Atomic CEO Jack Goulding looks at how the ad industry will change during and after the Covid-19 pandemic. 

The ad landscape is changing. And change means opportunity—for those in a position to take it. After what will one day be remembered as one of the most important years in advertising history, we find ourselves in a brave new world which looks radically different from the one it has slowly replaced.

We can say with certainty that the era of ‘brand purpose’ is officially over. Over the past decade, brands have scrambled to identify an admirable raison d’être, often with genuinely good intentions in mind. Campaigns driven by purpose were not necessarily unsuccessful; in fact there was plenty of great purpose-driven work. But as brands strove to place purpose above pounds and pence, consumer trust in those same brands, and in brands across the board, in every industry, was in steady decline. The celebration of a higher purpose began to look a bit cynical. So the ‘greater good’ is out. A more hard-headed, commercial outlook is in. Agencies will no longer be exalting the higher calling of the brands they work with. Those brands must now show themselves to consumers to be providing them with something useful—and the success of certain companies despite the scandals that have befallen them seems to be proof of this. 

But many of the traditional, established agencies are out, too—or at least looking to merge. The mergers and take-overs taking place with rising frequency in recent years suggests that traditional businesses are playing for time. But that’s no guarantee that the masterplan they need to negotiate the new landscape will materialise: a traditional working culture changes about as fast as a turning oil tanker. In at least some cases, companies are simply kicking the can down the road. Their consolidation efforts only exaggerate the weaknesses that forced them to consolidate in the first place.
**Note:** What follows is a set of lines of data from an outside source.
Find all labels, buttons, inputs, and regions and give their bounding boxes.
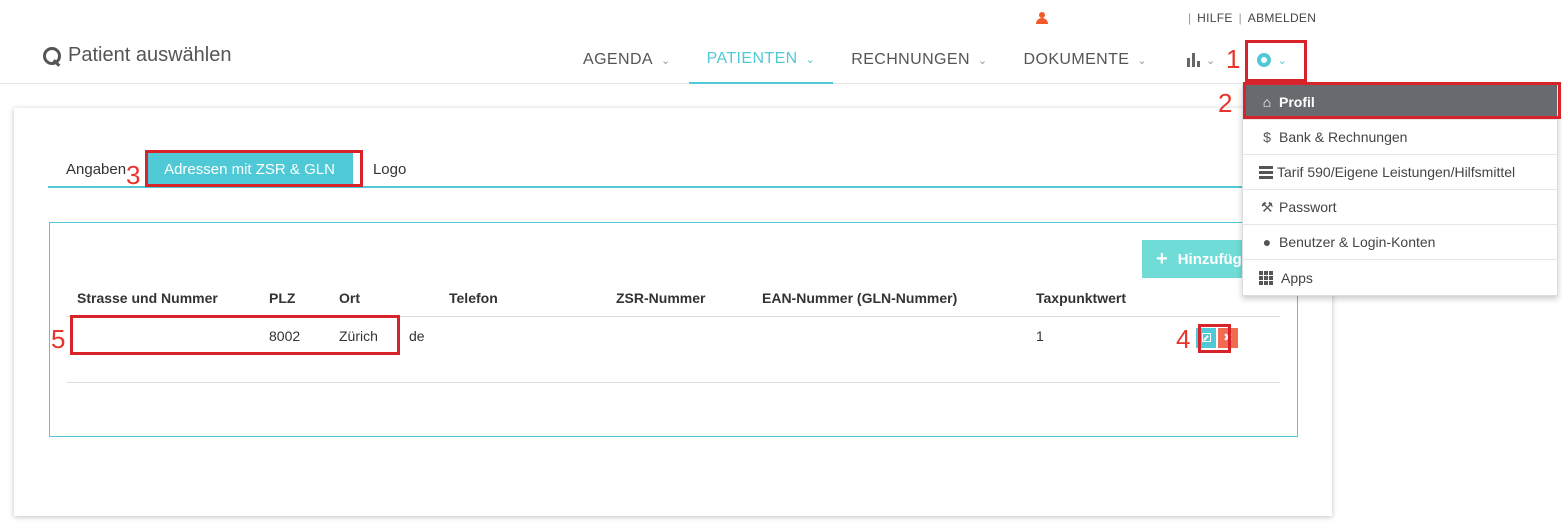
col-header-ort: Ort bbox=[339, 289, 360, 306]
annotation-number-3: 3 bbox=[126, 160, 141, 190]
nav-agenda[interactable]: AGENDA ⌄ bbox=[565, 36, 689, 84]
table-row: 8002 Zürich de 1 ✖ bbox=[67, 317, 1280, 383]
wrench-icon: ⚒ bbox=[1260, 198, 1274, 215]
col-header-zsr: ZSR-Nummer bbox=[616, 289, 706, 306]
chevron-down-icon: ⌄ bbox=[1206, 54, 1216, 67]
page: | HILFE | ABMELDEN Patient auswählen AGE… bbox=[0, 0, 1562, 524]
nav-rechnungen[interactable]: RECHNUNGEN ⌄ bbox=[833, 36, 1005, 84]
logout-link[interactable]: ABMELDEN bbox=[1248, 11, 1316, 25]
profile-tabs: Angaben Adressen mit ZSR & GLN Logo bbox=[48, 152, 1248, 188]
cell-taxpunktwert: 1 bbox=[1036, 327, 1044, 344]
chevron-down-icon: ⌄ bbox=[805, 53, 816, 66]
menu-item-passwort-label: Passwort bbox=[1279, 199, 1337, 215]
menu-item-apps-label: Apps bbox=[1281, 269, 1313, 286]
chevron-down-icon: ⌄ bbox=[1137, 54, 1147, 67]
nav-dokumente-label: DOKUMENTE bbox=[1023, 51, 1130, 68]
dollar-icon: $ bbox=[1263, 129, 1271, 145]
patient-select-label: Patient auswählen bbox=[68, 44, 232, 66]
main-nav: AGENDA ⌄ PATIENTEN ⌄ RECHNUNGEN ⌄ DOKUME… bbox=[565, 36, 1297, 84]
menu-item-bank[interactable]: $ Bank & Rechnungen bbox=[1243, 120, 1557, 155]
gear-icon bbox=[1256, 52, 1272, 68]
annotation-number-2: 2 bbox=[1218, 88, 1233, 118]
menu-item-tarif[interactable]: Tarif 590/Eigene Leistungen/Hilfsmittel bbox=[1243, 155, 1557, 190]
user-icon bbox=[1036, 11, 1048, 25]
menu-item-profil-label: Profil bbox=[1279, 94, 1315, 110]
settings-dropdown: ⌂ Profil $ Bank & Rechnungen Tarif 590/E… bbox=[1242, 84, 1558, 296]
close-icon: ✖ bbox=[1223, 332, 1233, 344]
plus-icon: + bbox=[1156, 247, 1168, 270]
bar-chart-icon bbox=[1187, 53, 1200, 67]
search-icon bbox=[42, 46, 62, 66]
list-icon bbox=[1259, 165, 1273, 179]
grid-icon bbox=[1259, 270, 1273, 285]
nav-patienten[interactable]: PATIENTEN ⌄ bbox=[688, 36, 834, 84]
menu-item-bank-label: Bank & Rechnungen bbox=[1279, 129, 1408, 145]
table-header: Strasse und Nummer PLZ Ort Telefon ZSR-N… bbox=[67, 279, 1280, 317]
address-panel: + Hinzufügen Strasse und Nummer PLZ Ort … bbox=[49, 222, 1298, 437]
menu-item-benutzer-label: Benutzer & Login-Konten bbox=[1279, 234, 1436, 250]
col-header-taxpunktwert: Taxpunktwert bbox=[1036, 289, 1126, 306]
menu-item-profil[interactable]: ⌂ Profil bbox=[1243, 85, 1557, 120]
address-table: Strasse und Nummer PLZ Ort Telefon ZSR-N… bbox=[67, 279, 1280, 383]
row-actions: ✖ bbox=[1196, 327, 1276, 348]
chevron-down-icon: ⌄ bbox=[660, 54, 671, 67]
patient-select-button[interactable]: Patient auswählen bbox=[42, 44, 231, 67]
col-header-plz: PLZ bbox=[269, 289, 296, 306]
tab-adressen[interactable]: Adressen mit ZSR & GLN bbox=[146, 152, 353, 186]
col-header-street: Strasse und Nummer bbox=[77, 289, 218, 306]
cell-telefon: de bbox=[409, 327, 425, 344]
user-name[interactable] bbox=[1052, 12, 1182, 24]
delete-button[interactable]: ✖ bbox=[1218, 327, 1238, 348]
nav-dokumente[interactable]: DOKUMENTE ⌄ bbox=[1006, 36, 1165, 84]
user-icon: ● bbox=[1262, 234, 1272, 250]
utility-bar: | HILFE | ABMELDEN bbox=[1036, 10, 1316, 26]
nav-patienten-label: PATIENTEN bbox=[706, 50, 798, 67]
annotation-number-4: 4 bbox=[1176, 324, 1191, 354]
profile-card: Angaben Adressen mit ZSR & GLN Logo + Hi… bbox=[14, 108, 1332, 516]
menu-item-tarif-label: Tarif 590/Eigene Leistungen/Hilfsmittel bbox=[1277, 164, 1516, 180]
nav-agenda-label: AGENDA bbox=[583, 51, 653, 68]
col-header-ean: EAN-Nummer (GLN-Nummer) bbox=[762, 289, 958, 306]
help-link[interactable]: HILFE bbox=[1197, 11, 1233, 25]
edit-icon bbox=[1201, 333, 1211, 342]
nav-statistics[interactable]: ⌄ bbox=[1165, 36, 1226, 84]
nav-rechnungen-label: RECHNUNGEN bbox=[851, 51, 970, 68]
menu-item-passwort[interactable]: ⚒ Passwort bbox=[1243, 190, 1557, 225]
col-header-telefon: Telefon bbox=[449, 289, 498, 306]
chevron-down-icon: ⌄ bbox=[1277, 54, 1288, 67]
chevron-down-icon: ⌄ bbox=[977, 54, 988, 67]
menu-item-apps[interactable]: Apps bbox=[1243, 260, 1557, 295]
header: Patient auswählen AGENDA ⌄ PATIENTEN ⌄ R… bbox=[0, 36, 1562, 84]
tab-logo[interactable]: Logo bbox=[357, 152, 422, 186]
annotation-number-1: 1 bbox=[1226, 44, 1241, 74]
edit-button[interactable] bbox=[1196, 327, 1216, 348]
cell-plz: 8002 bbox=[269, 327, 301, 344]
annotation-number-5: 5 bbox=[51, 324, 66, 354]
menu-item-benutzer[interactable]: ● Benutzer & Login-Konten bbox=[1243, 225, 1557, 260]
home-icon: ⌂ bbox=[1262, 94, 1272, 110]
Into the void rush modern, agile agencies that differ in important ways from the established counterparts whose market share they plan to take, and are already taking. Like challengers in any industry, they are fighting against the establishment, often defining themselves in opposition to that establishment. They build their working cultures around a ‘why’, not a ‘what’, making adaptability part of their very DNA. They are digitally, socially or content-led, or otherwise revolutionary in their output.
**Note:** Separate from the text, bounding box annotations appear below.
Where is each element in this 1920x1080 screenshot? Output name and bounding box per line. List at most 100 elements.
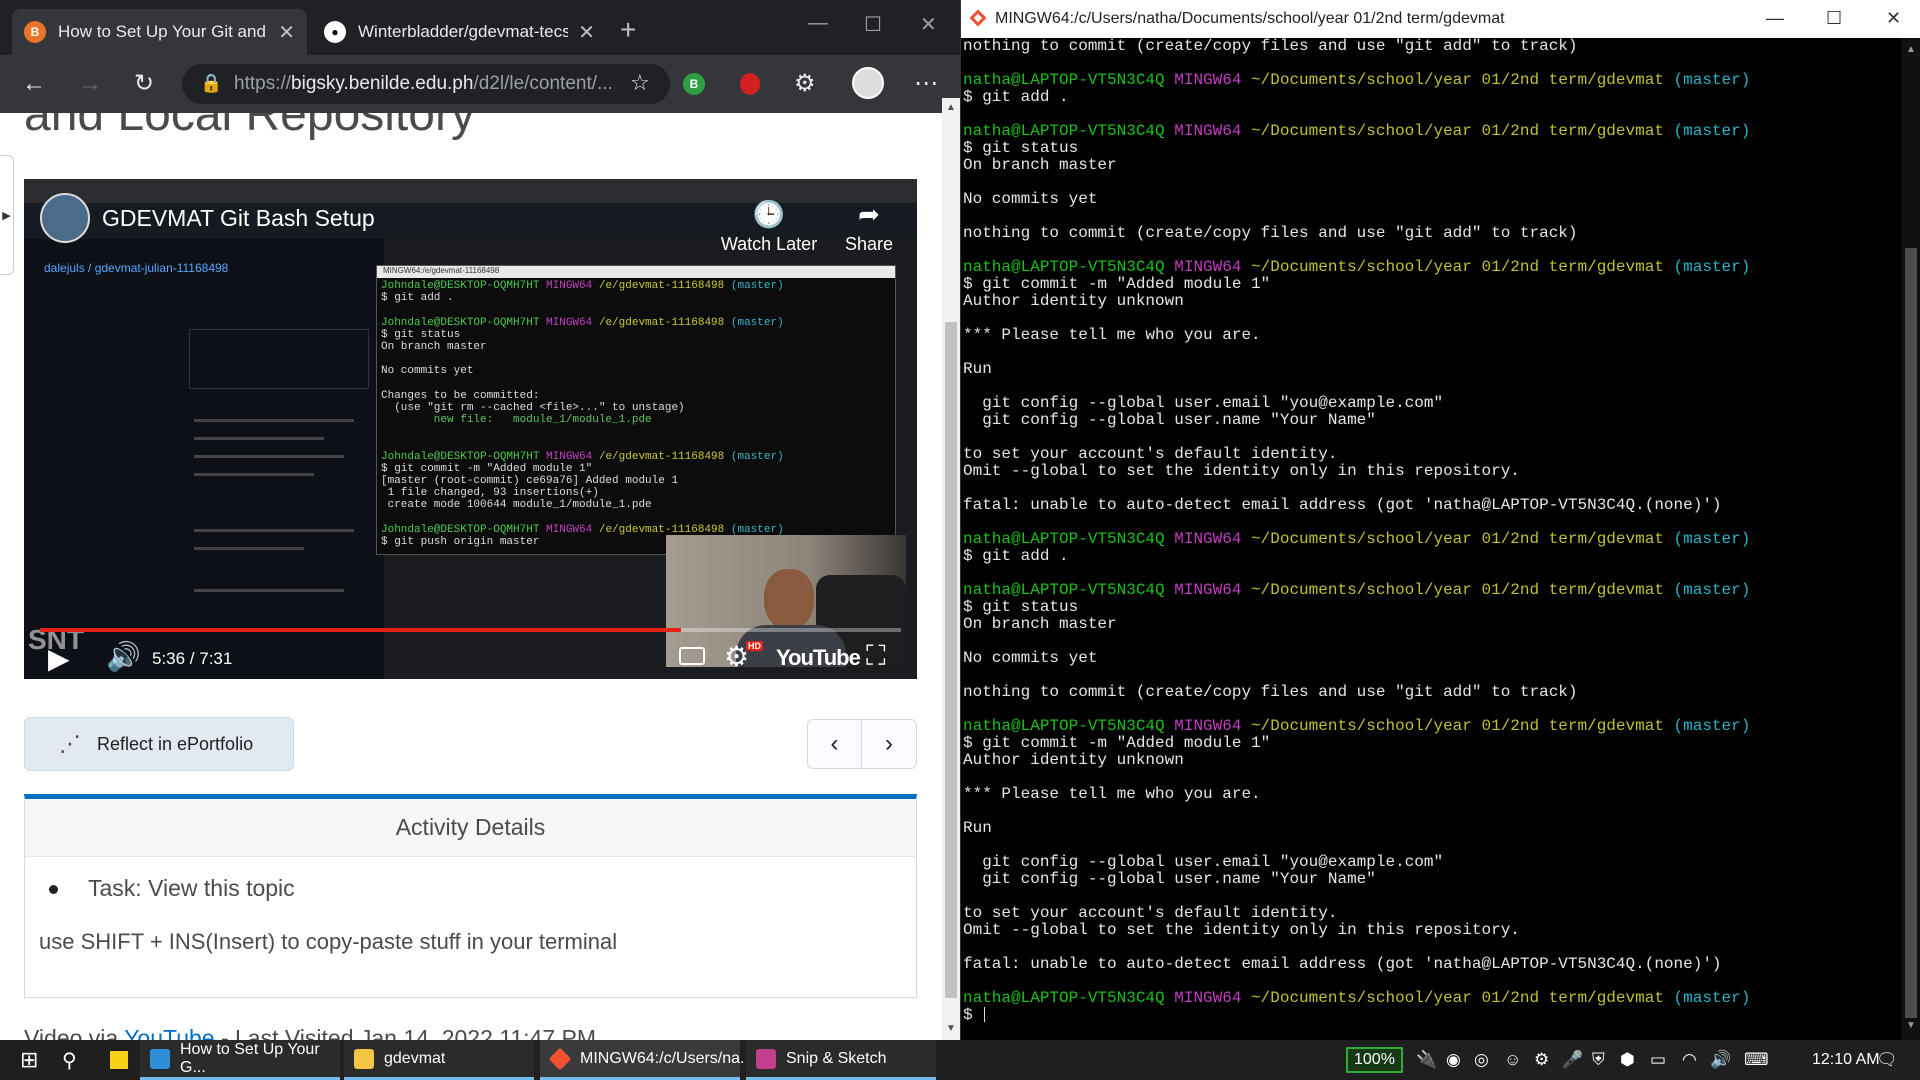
tab-brightspace[interactable]: B How to Set Up Your Git and Loca ✕ [12,9,307,55]
inner-terminal-segment: (master) [730,523,784,536]
terminal-prompt-line: natha@LAPTOP-VT5N3C4Q MINGW64 ~/Document… [963,531,1901,548]
tab-github[interactable]: ● Winterbladder/gdevmat-tecson-1 ✕ [312,9,607,55]
minimize-icon[interactable]: — [1766,8,1784,29]
microphone-icon[interactable]: 🎤 [1562,1050,1583,1070]
battery-icon[interactable]: ▭ [1650,1050,1666,1070]
terminal-output[interactable]: nothing to commit (create/copy files and… [961,38,1901,1040]
play-icon[interactable]: ▶ [48,642,70,675]
close-window-icon[interactable]: ✕ [920,12,937,37]
search-icon[interactable]: ⚲ [52,1040,82,1080]
extension-alert-icon[interactable] [740,73,760,95]
volume-icon[interactable]: 🔊 [1710,1050,1731,1070]
lock-icon[interactable]: 🔒 [200,73,222,94]
inner-terminal-segment: /e/gdevmat-11168498 [598,316,731,329]
video-quick-setup-box [189,329,369,389]
previous-topic-button[interactable]: ‹ [808,720,863,768]
system-clock[interactable]: 12:10 AM [1812,1051,1880,1069]
inner-terminal-segment: (use "git rm --cached <file>..." to unst… [381,401,685,414]
reload-icon[interactable]: ↻ [134,69,154,99]
inner-terminal-line: (use "git rm --cached <file>..." to unst… [381,402,891,414]
youtube-logo[interactable]: YouTube [776,645,861,671]
volume-icon[interactable]: 🔊 [106,640,141,673]
steam-icon[interactable]: ⚙ [1534,1050,1549,1070]
notifications-icon[interactable]: 🗨 [1876,1050,1898,1070]
git-bash-terminal-window: MINGW64:/c/Users/natha/Documents/school/… [960,0,1920,1040]
terminal-titlebar: MINGW64:/c/Users/natha/Documents/school/… [961,0,1920,38]
battery-percentage[interactable]: 100% [1346,1047,1403,1073]
wifi-icon[interactable]: ◠ [1682,1050,1697,1070]
reflect-label: Reflect in ePortfolio [97,733,254,754]
new-tab-button[interactable]: + [620,14,636,46]
close-tab-icon[interactable]: ✕ [578,20,595,45]
browser-window: B How to Set Up Your Git and Loca ✕ ● Wi… [0,0,960,1040]
shield-icon[interactable]: ⛨ [1592,1050,1605,1070]
address-bar[interactable]: 🔒 https://bigsky.benilde.edu.ph/d2l/le/c… [182,64,670,104]
inner-terminal-segment: $ git status [381,328,461,341]
windows-start-icon[interactable]: ⊞ [10,1040,40,1080]
taskbar-app-snip-sketch[interactable]: Snip & Sketch [746,1040,936,1080]
record-icon[interactable]: ◎ [1474,1050,1489,1070]
taskbar-app-edge[interactable]: How to Set Up Your G... [140,1040,340,1080]
inner-terminal-line: $ git commit -m "Added module 1" [381,463,891,475]
watch-later-button[interactable]: 🕒 Watch Later [714,199,824,255]
next-topic-button[interactable]: › [862,720,916,768]
security-icon[interactable]: ⬢ [1620,1050,1635,1070]
scroll-up-arrow-icon[interactable]: ▲ [1906,44,1916,55]
video-progress-bar[interactable] [40,628,901,632]
minimize-icon[interactable]: — [808,12,828,35]
bookmark-star-icon[interactable]: ☆ [630,70,650,96]
maximize-icon[interactable]: ☐ [864,12,882,37]
nvidia-icon[interactable]: ◉ [1446,1050,1461,1070]
scroll-down-arrow-icon[interactable]: ▼ [1906,1020,1916,1031]
browser-toolbar: ← → ↻ 🔒 https://bigsky.benilde.edu.ph/d2… [0,55,960,146]
taskbar-app-git-bash[interactable]: MINGW64:/c/Users/na... [540,1040,753,1080]
inner-terminal-segment: $ git push origin master [381,535,540,548]
page-scrollbar[interactable]: ▲ ▼ [942,98,960,1040]
scrollbar-thumb[interactable] [1905,248,1917,1018]
tab-title: How to Set Up Your Git and Loca [58,22,268,41]
extensions-puzzle-icon[interactable]: ⚙ [794,69,816,99]
inner-terminal-segment: (master) [730,316,784,329]
inner-terminal-segment: (master) [730,280,784,292]
video-title[interactable]: GDEVMAT Git Bash Setup [102,205,375,232]
scrollbar-thumb[interactable] [945,322,957,998]
brightspace-icon: B [24,21,46,43]
maximize-icon[interactable]: ☐ [1826,8,1842,29]
reflect-in-eportfolio-button[interactable]: ⋰ Reflect in ePortfolio [24,717,294,771]
prompt-system: MINGW64 [1174,581,1252,599]
channel-avatar[interactable] [40,193,90,243]
taskbar-app-explorer[interactable]: gdevmat [344,1040,534,1080]
menu-dots-icon[interactable]: ⋯ [914,69,938,99]
terminal-output-line: *** Please tell me who you are. [963,326,1261,344]
terminal-prompt-line: natha@LAPTOP-VT5N3C4Q MINGW64 ~/Document… [963,259,1901,276]
sticky-notes-icon[interactable] [100,1040,130,1080]
youtube-link[interactable]: YouTube [124,1025,214,1040]
close-window-icon[interactable]: ✕ [1886,8,1901,29]
back-icon[interactable]: ← [22,69,46,99]
share-button[interactable]: ➦ Share [834,199,904,255]
scroll-down-arrow-icon[interactable]: ▼ [946,1023,956,1034]
terminal-cursor [984,1007,986,1023]
extension-icon[interactable]: B [683,73,705,95]
keyboard-icon[interactable]: ⌨ [1744,1050,1769,1070]
prompt-branch: (master) [1673,530,1751,548]
profile-avatar[interactable] [852,67,884,99]
terminal-output-line: Omit --global to set the identity only i… [963,462,1520,480]
terminal-input-line[interactable]: $ [963,1007,1901,1024]
captions-icon[interactable] [679,647,705,665]
sidebar-toggle-button[interactable]: ▶ [0,155,14,275]
taskbar-app-label: How to Set Up Your G... [180,1040,320,1076]
terminal-scrollbar[interactable]: ▲ ▼ [1901,38,1920,1040]
inner-terminal-line [381,438,891,450]
discord-icon[interactable]: ☺ [1504,1050,1521,1070]
youtube-video-player[interactable]: dalejuls / gdevmat-julian-11168498 MINGW… [24,179,917,679]
power-plug-icon[interactable]: 🔌 [1416,1050,1437,1070]
close-tab-icon[interactable]: ✕ [278,20,295,45]
scroll-up-arrow-icon[interactable]: ▲ [946,102,956,113]
inner-terminal-line: Changes to be committed: [381,390,891,402]
prompt-system: MINGW64 [1174,122,1252,140]
forward-icon[interactable]: → [78,69,102,99]
fullscreen-icon[interactable]: ⛶ [866,640,886,673]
They also intuit what has become a truth in this new advertising era: that to get more out of less, and to be successful going forward, agencies have to connect with audiences across the whole customer journey. Perhaps most important of all is the mindset of agencies like these. They’re hungry and competitive, having come of age at a time when many agencies were in retreat. They understand that without graft, even passion and ability will not get you where you want to go.

But these agencies also understand almost on instinct that in advertising, the only truly unforgivable sin is to be boring. Combine this commitment never to test the patience of your audience with a kind of brutal authenticity—a supreme self-confidence in what you stand for—and you have the raw ingredients for long-term success. Unless established agencies can radically alter their mindsets and their approach, they will fall further and further away. And smaller agencies of the type I’ve just described will rapidly fill the abandoned space.
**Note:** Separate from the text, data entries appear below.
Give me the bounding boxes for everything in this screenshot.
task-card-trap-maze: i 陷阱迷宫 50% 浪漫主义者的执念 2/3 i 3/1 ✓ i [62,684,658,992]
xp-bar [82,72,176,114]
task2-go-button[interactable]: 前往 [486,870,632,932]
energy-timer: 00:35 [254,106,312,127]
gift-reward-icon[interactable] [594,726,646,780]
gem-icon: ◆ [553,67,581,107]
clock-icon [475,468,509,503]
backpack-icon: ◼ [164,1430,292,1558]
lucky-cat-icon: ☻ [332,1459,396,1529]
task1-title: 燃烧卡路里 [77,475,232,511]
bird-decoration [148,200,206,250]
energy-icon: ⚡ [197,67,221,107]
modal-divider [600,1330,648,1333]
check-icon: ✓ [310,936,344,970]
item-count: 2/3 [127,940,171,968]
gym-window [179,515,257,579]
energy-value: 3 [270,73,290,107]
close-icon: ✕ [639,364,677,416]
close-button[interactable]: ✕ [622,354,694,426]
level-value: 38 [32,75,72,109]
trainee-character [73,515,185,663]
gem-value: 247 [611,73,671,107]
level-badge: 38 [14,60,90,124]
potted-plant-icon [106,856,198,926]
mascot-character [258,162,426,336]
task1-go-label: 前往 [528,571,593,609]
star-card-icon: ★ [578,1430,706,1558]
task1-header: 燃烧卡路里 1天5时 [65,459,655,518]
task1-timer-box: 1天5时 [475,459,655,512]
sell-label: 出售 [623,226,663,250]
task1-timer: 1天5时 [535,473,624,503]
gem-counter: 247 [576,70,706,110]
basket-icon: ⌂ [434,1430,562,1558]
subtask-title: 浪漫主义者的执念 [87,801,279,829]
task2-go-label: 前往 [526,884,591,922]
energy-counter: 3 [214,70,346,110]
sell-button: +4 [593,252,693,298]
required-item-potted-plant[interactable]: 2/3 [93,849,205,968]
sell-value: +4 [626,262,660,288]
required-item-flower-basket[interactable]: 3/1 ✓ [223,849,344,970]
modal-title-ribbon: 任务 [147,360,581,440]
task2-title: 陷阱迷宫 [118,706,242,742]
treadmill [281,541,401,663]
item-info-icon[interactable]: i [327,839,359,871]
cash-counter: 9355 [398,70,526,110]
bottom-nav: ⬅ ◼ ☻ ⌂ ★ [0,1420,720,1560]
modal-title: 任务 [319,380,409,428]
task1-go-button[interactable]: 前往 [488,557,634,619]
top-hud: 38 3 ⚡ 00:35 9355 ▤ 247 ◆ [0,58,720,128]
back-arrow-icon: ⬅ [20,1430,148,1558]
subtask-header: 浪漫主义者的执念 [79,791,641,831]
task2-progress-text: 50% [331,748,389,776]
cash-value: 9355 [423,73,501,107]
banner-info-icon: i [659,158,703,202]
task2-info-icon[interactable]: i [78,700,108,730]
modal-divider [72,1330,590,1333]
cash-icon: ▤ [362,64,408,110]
Some will no doubt view this sea-change as undesirable. Others will point to low consumer confidence and global volatility as reasons to be pessimistic. I think the opposite. These changes are overdue. Innovation is the lifeblood of industry. Faster, better, cheaper will be music to the ears of the clients we represent. Commercial pressure may squeeze out of agencies excellent creative work. Necessity is the mother of invention. And, in time, the mental fitness that defines teams in the new breed of agency will come to inform the working culture of the industry on the whole. And that will set the tone for a productive next few years.